Recontro em Mofatra
«(…) Entretanto,
Gonçalo havia chegado à casa dos Maia, após uma desenfreada jornada desde
Mofatra. O solar, imponente e de linhas rudes, repousava praticamente oculto no
escuro da noite. Alumiava-o uma pequena fogueira no pátio e uma frágil
claridade proveniente do interior. Fora da casa, o ambiente agitou-se com a
entrada intempestiva do fidalgo, que nem a ordem de paragem, ao portão,
admitiu. Das casas próximas saíram imediatamente dois homens, direitos ao
cavaleiro, de lança em punho, que só pararam junto dele, em atitude ameaçadora.
Deixai-me, vociferou Gonçalo, mostrando-se. Os dois homens sossegaram as armas
e saudaram o fidalgo, que replicou de imediato: fechai o portão e ficai de
atalaia. Anoite está violenta e todo o cuidado é pouco! Apeou-se rapidamente,
confiou a montada a um lacaio e dirigiu-se ao salão da casa.
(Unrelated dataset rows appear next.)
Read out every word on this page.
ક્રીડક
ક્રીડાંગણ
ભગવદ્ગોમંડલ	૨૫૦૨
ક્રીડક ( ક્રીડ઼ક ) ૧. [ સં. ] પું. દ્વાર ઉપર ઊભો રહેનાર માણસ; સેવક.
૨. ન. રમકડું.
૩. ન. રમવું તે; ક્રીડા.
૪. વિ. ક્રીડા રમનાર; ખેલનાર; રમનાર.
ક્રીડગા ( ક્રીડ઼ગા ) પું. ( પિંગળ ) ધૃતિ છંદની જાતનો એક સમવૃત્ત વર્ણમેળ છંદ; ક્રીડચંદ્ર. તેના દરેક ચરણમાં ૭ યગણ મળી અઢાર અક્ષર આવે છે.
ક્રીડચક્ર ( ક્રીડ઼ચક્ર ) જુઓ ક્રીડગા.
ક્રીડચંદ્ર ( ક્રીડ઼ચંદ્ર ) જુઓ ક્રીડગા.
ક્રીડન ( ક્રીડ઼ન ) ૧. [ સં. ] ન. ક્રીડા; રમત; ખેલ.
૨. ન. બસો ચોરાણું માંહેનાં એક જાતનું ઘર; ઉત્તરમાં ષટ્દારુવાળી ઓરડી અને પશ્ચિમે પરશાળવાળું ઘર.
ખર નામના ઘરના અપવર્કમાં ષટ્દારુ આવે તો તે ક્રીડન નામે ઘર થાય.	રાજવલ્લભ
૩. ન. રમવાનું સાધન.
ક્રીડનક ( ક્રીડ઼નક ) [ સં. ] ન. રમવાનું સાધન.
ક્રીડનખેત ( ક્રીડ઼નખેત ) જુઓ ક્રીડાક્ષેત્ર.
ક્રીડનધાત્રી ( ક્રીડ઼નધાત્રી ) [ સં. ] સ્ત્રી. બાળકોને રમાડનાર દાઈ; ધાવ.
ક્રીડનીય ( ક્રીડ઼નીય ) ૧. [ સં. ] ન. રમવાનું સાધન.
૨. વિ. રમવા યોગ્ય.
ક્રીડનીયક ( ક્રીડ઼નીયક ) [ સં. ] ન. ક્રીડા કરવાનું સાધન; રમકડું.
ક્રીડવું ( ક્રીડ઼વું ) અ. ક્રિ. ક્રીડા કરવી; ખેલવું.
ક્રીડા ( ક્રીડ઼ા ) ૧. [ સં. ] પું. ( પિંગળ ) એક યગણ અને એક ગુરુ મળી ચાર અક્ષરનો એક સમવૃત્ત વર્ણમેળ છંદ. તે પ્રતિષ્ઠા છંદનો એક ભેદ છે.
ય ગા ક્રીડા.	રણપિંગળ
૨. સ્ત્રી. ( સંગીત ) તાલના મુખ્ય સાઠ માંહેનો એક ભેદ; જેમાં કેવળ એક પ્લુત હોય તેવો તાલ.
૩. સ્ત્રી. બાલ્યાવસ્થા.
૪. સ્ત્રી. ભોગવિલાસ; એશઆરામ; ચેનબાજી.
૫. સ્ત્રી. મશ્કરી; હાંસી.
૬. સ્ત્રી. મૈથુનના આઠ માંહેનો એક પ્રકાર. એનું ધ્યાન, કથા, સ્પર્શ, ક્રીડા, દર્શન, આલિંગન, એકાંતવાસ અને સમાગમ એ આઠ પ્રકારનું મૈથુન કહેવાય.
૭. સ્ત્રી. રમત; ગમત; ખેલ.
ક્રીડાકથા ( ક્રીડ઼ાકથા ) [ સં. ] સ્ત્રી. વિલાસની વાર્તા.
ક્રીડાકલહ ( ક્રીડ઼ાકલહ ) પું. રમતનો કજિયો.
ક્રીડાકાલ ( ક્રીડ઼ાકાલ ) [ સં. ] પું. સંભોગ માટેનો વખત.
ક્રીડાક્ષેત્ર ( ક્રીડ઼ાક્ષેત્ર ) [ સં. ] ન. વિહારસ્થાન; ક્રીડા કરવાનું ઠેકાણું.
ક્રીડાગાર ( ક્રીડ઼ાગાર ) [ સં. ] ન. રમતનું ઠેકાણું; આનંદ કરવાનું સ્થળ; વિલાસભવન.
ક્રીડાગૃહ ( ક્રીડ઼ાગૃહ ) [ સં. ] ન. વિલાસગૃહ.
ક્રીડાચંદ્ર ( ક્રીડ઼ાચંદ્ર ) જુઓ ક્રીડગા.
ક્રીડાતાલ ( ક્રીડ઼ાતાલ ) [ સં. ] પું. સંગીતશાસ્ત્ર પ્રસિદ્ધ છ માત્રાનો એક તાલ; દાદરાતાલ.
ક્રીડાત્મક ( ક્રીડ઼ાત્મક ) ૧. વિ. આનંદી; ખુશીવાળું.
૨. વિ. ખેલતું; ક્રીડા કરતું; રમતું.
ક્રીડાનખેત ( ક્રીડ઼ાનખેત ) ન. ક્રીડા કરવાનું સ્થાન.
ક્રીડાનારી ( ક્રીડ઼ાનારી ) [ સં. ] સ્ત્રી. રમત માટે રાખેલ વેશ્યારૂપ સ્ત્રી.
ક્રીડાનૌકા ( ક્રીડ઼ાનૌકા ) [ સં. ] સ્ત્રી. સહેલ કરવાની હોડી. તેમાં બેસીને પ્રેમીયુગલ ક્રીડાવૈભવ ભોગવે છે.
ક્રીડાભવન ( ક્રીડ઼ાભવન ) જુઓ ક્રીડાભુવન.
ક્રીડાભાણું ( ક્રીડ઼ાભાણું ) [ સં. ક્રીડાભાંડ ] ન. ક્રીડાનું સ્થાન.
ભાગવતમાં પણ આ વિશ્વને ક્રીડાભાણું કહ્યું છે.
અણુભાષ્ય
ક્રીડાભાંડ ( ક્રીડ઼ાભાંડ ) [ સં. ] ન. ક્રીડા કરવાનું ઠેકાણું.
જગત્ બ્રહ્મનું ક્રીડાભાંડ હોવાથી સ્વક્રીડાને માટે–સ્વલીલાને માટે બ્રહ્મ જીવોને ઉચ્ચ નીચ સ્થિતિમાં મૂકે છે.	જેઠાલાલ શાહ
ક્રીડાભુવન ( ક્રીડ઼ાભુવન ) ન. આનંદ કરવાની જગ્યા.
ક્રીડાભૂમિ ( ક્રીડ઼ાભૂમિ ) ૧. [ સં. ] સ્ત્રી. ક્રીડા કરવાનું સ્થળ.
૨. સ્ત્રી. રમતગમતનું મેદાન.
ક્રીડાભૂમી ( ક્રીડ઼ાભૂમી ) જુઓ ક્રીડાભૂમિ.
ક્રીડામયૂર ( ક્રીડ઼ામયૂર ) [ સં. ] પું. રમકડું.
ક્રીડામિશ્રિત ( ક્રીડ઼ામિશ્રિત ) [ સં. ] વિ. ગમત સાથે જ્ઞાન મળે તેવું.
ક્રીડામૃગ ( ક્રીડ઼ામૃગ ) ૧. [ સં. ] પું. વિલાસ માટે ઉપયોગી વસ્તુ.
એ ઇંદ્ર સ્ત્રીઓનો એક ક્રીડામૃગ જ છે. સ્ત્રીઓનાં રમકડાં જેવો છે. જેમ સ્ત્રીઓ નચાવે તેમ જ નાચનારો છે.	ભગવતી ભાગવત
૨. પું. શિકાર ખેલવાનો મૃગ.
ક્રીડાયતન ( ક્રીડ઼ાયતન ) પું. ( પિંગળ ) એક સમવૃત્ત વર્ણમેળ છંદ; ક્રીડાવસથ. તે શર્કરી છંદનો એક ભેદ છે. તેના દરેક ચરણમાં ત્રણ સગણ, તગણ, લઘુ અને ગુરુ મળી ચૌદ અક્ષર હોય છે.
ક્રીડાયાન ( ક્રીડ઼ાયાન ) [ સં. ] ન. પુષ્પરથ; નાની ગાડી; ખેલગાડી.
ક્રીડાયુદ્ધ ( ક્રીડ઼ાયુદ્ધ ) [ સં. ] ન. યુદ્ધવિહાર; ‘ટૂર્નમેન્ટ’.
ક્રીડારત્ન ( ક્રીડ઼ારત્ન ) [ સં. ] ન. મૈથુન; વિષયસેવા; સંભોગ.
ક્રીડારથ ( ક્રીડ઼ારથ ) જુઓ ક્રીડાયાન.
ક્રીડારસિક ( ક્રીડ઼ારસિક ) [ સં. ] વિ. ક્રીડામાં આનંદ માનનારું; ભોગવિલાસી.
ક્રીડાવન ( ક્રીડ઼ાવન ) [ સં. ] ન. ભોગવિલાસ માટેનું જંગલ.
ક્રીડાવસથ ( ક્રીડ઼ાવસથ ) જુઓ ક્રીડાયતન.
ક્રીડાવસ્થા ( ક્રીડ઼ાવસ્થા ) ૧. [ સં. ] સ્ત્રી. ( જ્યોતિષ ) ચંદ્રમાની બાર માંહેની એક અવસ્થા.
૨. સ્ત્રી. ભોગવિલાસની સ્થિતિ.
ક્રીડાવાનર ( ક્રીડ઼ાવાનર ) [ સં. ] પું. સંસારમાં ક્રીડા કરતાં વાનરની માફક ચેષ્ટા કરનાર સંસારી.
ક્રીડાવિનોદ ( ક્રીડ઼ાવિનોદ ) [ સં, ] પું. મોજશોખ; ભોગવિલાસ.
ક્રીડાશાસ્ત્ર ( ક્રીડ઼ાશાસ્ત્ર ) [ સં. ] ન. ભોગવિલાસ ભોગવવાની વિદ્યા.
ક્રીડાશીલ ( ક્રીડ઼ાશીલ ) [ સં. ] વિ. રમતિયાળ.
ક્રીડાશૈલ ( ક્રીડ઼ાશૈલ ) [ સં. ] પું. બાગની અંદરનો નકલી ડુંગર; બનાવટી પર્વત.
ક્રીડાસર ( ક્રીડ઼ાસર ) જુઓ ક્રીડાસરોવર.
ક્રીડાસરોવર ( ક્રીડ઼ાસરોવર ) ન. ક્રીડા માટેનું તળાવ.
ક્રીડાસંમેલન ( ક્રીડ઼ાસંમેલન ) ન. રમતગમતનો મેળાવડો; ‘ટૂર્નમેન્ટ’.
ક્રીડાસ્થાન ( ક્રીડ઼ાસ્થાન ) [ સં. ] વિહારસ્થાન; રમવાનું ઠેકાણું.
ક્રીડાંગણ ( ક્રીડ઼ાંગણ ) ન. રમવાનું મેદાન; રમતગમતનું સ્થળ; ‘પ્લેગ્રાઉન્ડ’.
Franqueou a entrada
com alarde e deu com o irmão, Soeiro, sentado à mesa, embrenhado na apreciação
de um pequeno mapa. Gonçalo pingava.
Vindes
transtornado e receoso! Que tempestade é essa?, perguntou Soeiro, figura forte
de semblante sereno e de olhar acutilante, enquanto cravava novamente os olhos
no mapa. Gonçalo dirigiu-se à lareira do salão. Aproximou as mãos geladas do
lume e respondeu: Já vos dou novas, irmão. Acreditai que a jornada não foi
prazenteira. Se continuar com este fado, não tardareis a estar à beira da minha
sepultura... O irmão pouco caso fez da sentença. Estava habituado aos desmandos
de Gonçalo que, sendo mais novo, estouvado e provocador, se via com frequência
em situações pouco edificantes e assaz perigosas. Apesar da sua notável envergadura,
aliás comum aos Maia, era folgazão, mas implacável, brejeiro, porém
contundente. De feições rudes, olhar vivo e atento, desde cedo enveredara por
manifestações temerárias. A arte da peleja, sinal dos tempos, aprendera-a com
primos mais velhos.
Do pai, Mendo Gonçalves, guardava
a memória de um homem enérgico e jubiloso. Tal como Bernardo, nas suas
primeiras duas décadas, Gonçalo era notado como licencioso e agitador. Organizava
habitualmente os seus momentos como derradeiros, consumindo-os até os esgotar,
por vezes, com aparato excessivo. Outrora, diria que teríeis companhias
nefastas, que justificavam os vossos exageros. Acaso, agora, estais a arriscar
por conta própria?, inquiriu Soeiro, entre sarcasmos. Mas hoje, enfatizou,
estais mais ansioso do que é costume... Referia-se, antes, aos tempos em que
Bernardo era o instigador de tais dislates, arrastando Gonçalo para aventuras
desbragadas e duvidosas, ainda que, por vezes, também por si partilhadas.
Contudo, nesse aspecto, Soeiro era diferente do irmão. Mais cordato,
compenetrado e fleumático, planeava o quotidiano com prudência e, sobretudo,
informação adequada. Não era tão alto como o irmão, mas sabia impor a sua
presença. Ombreava com ele em denodo, mas defendia a diplomacia como solução
para o esclarecimento de problemas. Tendo nascido cinco anos antes de Gonçalo,
coubera-lhe organizar a casa após a morte do pai. Era o interlocutor
privilegiado dos notáveis portucalenses e porta-voz dos seus anseios políticos».
In Carlos Cordeiro, O Livro de Cale, O Monge Negro, 1060-1089,
Publicações Europa-América 2010, ISBN 978-972-1-06140-8.